Archives de août, 2009

Un jour à la fois (3)

31 août 2009

NOTE relative au « décor » choisi pour ce blog… ce sont les couleurs qui m’ont attiré, d’abord, puis je me suis rendu compte qu’il y a là des pilules.  Bof! C’est une image de mon existence, pilules matin, midi et soir. Et je ne vais pas voir le médecin parce que je ne veux pas qu’il me dise que ma thyréotoxicose est de retour, ce dont je me doute, en raison de la proportion des lamartinismes, omissions et autres fautes d’attention.

Un mot à la fois, plutôt, sans garantie qu’il ait un sens.

Il reste sept auteurs dans ma liste de lecture, que j’ai mise dans un dossier intitulé A VOIR, en raison du fait qu’il s’agit d’articles et d’ouvrages en format pdf.  La plupart ont été trouvés sur Gallica, le site de la Bibliothèque nationale (de France), certains grâce aux éditions Vigdor (je recommande la consultation de leur catalogue) ou bien Google Books (mais jusqu’à présent, les ouvrages téléchargés de Google ne se prêtent pas au « copier-coller » pour les notes.  Sur Gallica, la vignette comporte un petit a qui identifie les pdf copiables.  Sauf vertige de la page blanche, je n’irai pas fourrer mon museau dans le dossier marqué ANTICHAMBRE, où se trouvent ceux qui sont en quarantaine (souvent avec raison).

Du boulot en perspective.

À la fin de mes lectures, je me trouverai en face d’un dilemme (ou plus simplement d’un problème):  comment procéder ?  J’aurai plus de dix pages de notes (100 ko environ par page) et un plan et le gros-oeuvre (qui a déjà fait l’objet d’un réagencement), que je donne comme repère:  1- prolégomènes; 2-principes (là, il y a pas mal de travail à faire, car c’est une décision tardive qui m’a poussé à intégrer une révision des principes de la thèse d’État de 87). 3- sens et signification (retouches, légers remaniements - rien dans mes lectures archéologiques ne motive un changement de terminologie); 4- inférence (sans doute intégrer l’historique du virage logistique et l’apparition de l’implication comme symbole au lieu du premier symbole algébrique qui était le signe d’égalité d’après Tannery) 5- opérations cognitives (insérer l’historique logico-philosophique du XIXe s.); 6- modèles et outils (comme il s’agit des mieux, peu de choses à changer); 7- règle et relations (la remarque est la même); 8- règle et conditions (idem); 9- organisation cognitive (psychologie: faire état des diverses solutions idées/images/état de conscience/schème, etc., considérations sur la pensée eheh); 10- signification: croyances et jugements (la partie jugement peut intégrer pas mal de notes de logiciens ou de théorie de la connaissance); 11- doxa, axiologie, idéologie (comme il s’agit des modalités de la signification dans le modèle, ajouter de-ci de-là, probablement réaménagement quelque chose pour la référence, dont les psychologues parlent peu entre 1850 et 1930; 12- l’hypothèse Gamma s’enrichira des considérations sur la croyance et le savoir, des théoriciens de la connaissance, de des épistémologues; 13- Le supplément contre Saussure vise surtout son rejet de la synonymie au nom du jeu d’échec où les pièces n’ont pas la même valeur, sauf dans le camp adverse.  Devrait s’appuyer sur Boissière et Lafaye (que j’ai téléchargés in extenso).  Le Saussurisme repose sur la différence tandis que la sémantique opératoire (j’aimerais pouvoir dire opérative, comme en italien) repose sur l’intersection, qui est un jalon vers l’identité.

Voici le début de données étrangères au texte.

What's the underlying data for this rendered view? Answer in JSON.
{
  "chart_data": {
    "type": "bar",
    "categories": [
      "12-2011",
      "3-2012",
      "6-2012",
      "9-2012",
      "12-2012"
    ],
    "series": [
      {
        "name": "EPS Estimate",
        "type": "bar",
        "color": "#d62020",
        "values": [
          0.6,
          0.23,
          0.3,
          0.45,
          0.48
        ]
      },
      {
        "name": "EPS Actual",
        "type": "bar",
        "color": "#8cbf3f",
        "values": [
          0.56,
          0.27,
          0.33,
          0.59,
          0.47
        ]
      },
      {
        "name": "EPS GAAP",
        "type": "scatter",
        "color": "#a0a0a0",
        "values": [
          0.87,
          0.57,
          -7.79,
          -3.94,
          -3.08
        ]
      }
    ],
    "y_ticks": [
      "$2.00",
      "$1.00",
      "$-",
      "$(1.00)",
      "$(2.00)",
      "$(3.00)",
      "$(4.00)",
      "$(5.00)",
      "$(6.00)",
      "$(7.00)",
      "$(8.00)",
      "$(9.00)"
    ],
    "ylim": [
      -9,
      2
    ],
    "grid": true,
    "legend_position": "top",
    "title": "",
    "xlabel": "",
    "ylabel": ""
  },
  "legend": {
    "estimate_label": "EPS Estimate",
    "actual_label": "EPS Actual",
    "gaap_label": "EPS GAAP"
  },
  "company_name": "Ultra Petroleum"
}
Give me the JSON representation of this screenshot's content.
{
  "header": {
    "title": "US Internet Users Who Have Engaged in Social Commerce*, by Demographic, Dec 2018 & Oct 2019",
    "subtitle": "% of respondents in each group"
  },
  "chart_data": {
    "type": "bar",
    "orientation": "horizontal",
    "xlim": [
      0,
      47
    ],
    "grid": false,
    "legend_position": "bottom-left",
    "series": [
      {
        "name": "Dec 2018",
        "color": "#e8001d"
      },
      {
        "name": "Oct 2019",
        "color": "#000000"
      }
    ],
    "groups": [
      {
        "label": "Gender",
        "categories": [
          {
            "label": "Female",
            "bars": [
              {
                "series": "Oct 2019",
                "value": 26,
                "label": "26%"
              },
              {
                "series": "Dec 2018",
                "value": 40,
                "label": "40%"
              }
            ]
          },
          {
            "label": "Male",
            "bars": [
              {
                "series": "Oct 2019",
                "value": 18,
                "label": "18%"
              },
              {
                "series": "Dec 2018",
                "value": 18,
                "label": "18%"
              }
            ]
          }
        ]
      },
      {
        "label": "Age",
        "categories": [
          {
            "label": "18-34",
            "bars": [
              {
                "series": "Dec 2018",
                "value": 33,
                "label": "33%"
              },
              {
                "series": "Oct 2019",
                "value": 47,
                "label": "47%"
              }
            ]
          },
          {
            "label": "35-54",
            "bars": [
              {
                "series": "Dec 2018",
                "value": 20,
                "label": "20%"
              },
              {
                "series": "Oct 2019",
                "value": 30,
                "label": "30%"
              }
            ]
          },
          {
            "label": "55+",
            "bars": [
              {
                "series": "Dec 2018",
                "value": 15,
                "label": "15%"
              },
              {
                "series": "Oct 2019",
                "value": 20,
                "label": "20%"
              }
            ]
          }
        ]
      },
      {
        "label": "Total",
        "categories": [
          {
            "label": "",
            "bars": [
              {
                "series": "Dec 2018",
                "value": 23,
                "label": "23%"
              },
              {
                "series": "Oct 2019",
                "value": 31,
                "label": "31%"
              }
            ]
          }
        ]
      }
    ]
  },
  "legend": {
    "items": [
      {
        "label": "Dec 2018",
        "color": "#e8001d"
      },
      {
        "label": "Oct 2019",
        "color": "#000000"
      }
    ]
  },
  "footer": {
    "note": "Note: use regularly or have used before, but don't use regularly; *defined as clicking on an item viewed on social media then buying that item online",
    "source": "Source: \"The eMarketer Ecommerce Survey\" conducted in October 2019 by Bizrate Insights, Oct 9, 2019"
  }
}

Il est cependant entendu qu’une sémantique de la compréhension ne peut pas admettre l’identité au sens mathématiquo-logique, quoique l’égalité grammaticale existe.  Deux occurrences d’une même forme n’ont pas nécessairement le même sens; n’est pas admis non plus le mythe d’une forme/un sens. La monosémie comme thèse centrale n’est qu’un cri de ralliement d’une école psychologiste, apparentée aux prototypistes. On peut, dans ces cas-là, parler de maux du sens.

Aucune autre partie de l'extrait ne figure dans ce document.